Set Functions

Analytica represents a set as a reference to a list or 1-D array. It offers all the usual set operations, including #Setunion, #SetIntersection, #SetDifference, and #SetContains.

Introducing sets

In mathematics, a set is an unordered collection of unique elements. Analytica represents a set as a reference to a list or 1-D array, for example:

Local A_list := ['a', 'b', 'c', 'd'];

Local A_set := \ A_list;

The backslash, \, in front of A_list returns a Reference to the list. All the Set Functions described below work on Sets represented like this. Using a Reference to a list allows Set functions to fully array abstract. If they operated directly on lists rather than references to lists, they wouldn't work properly when operating on multiple lists with different lengths or different indexes.

Literal Sets

To create a set from a literal list, you must precede it by backslash, \, to create a reference, and enclose it in parentheses :

\([1, 2, 3])

If you omit the parentheses, it gives an error due to a syntactic ambiguity:

\[1, 2, 3] { **** Does not work **** }

Although a list is ordered and may contain duplicates, the set operations ignore the order and any duplicates. Any Set result contains only unique elements. They also ignore Null elements, unless you specify optional parameter keepNulls: True.

The Empty Set

You can specify the Empty set (that contains nothing) simply as:

\([]) { The empty set }

The expression Null is not the same as the empty set. Set functions SetIntersection, SetUnion, etc. ignore Null elements, just as array functions Sum, Max, etc. ignore them. Thus, the intersection of a set S with Null is therefore the set S, not the empty set.

Convert a Set to a List

You can obtain a list from a Set using the dereference operator, #.

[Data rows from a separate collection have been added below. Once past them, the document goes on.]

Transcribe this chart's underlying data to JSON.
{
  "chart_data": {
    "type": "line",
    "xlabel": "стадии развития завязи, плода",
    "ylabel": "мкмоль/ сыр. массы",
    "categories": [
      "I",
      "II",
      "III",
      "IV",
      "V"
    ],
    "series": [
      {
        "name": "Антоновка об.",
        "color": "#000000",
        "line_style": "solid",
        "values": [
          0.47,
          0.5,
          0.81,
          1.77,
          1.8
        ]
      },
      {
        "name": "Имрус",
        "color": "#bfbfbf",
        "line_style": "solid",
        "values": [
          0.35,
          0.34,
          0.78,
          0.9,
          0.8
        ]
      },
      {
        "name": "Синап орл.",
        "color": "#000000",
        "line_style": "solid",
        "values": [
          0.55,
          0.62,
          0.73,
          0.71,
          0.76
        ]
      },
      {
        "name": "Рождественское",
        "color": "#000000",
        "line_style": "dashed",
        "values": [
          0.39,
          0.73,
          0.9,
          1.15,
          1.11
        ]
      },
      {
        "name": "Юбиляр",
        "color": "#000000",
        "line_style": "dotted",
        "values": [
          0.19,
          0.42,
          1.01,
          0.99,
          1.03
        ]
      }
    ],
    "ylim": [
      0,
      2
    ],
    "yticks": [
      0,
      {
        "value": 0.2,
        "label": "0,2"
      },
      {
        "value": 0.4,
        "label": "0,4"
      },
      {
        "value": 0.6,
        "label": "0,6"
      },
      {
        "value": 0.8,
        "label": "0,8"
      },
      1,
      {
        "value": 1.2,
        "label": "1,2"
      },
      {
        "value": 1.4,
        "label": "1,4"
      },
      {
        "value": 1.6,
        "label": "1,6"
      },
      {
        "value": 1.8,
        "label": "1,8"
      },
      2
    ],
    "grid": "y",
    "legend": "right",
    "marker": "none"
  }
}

# A_set → ['a', 'b', 'c', 'd']

This operation does not array-abstract: You can apply it to a single set, but not to an array of sets.

Summary of Set functions

Most of the set functions take a list or array of one or more sets as their primary function.

SetUnion(sets): Returns a set that is the union of the sets -- that is, all elements that occur in one or more of the sets.

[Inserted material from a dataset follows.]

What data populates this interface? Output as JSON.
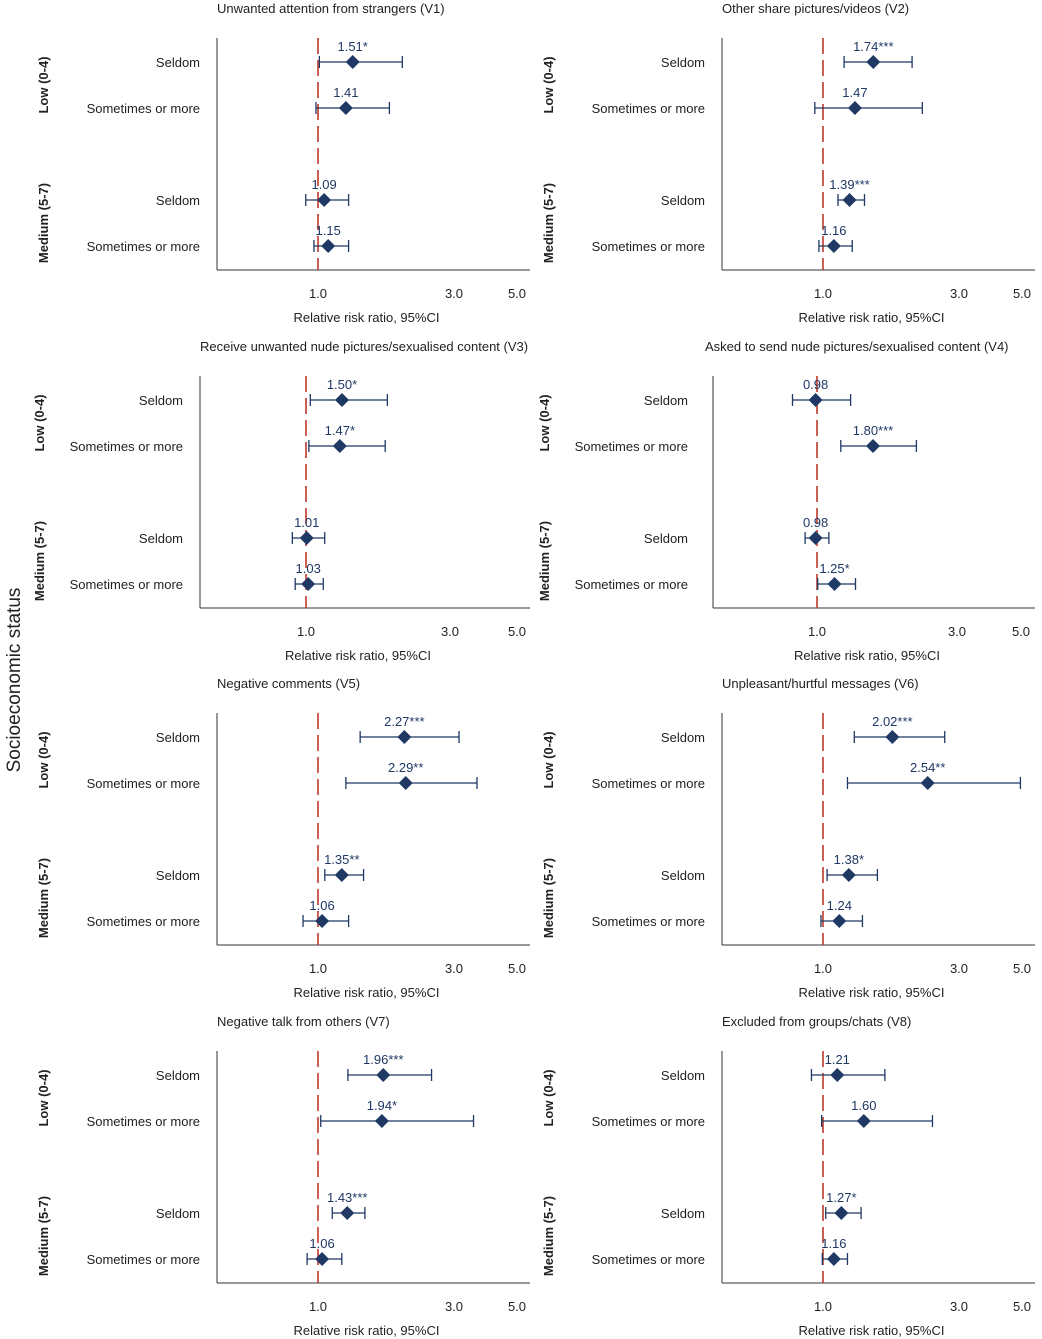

SetIntersection(sets): Returns a set that is the intersection of the sets -- that is, all elements that occur in one or more of the sets.

#SetIntersection, #SetDifference, and #SetContains.

Function SetIntersection

SetIntersection(sets, I, resultIndex, keepNulls)

Returns the set of elements in common to all the sets specified in the first parameter, «sets».

The first parameter is a list or array of sets. If this is or might be a multi-dimensional array, you should specify the optional second parameter, «I» as the index to operate over.

Consider the following array:

A :=

	J ▶
I ▼	3	6	9	2	5	8
	7	4	1	8	5	2
	4	8	2	6	0	3

To intersect the rows of A -- i.e. find the elements common to all rows -- treat each J-vector as a set (\[J]A) and operate over the I index:

#SetIntersection(\[J]A, I) → [2, 8]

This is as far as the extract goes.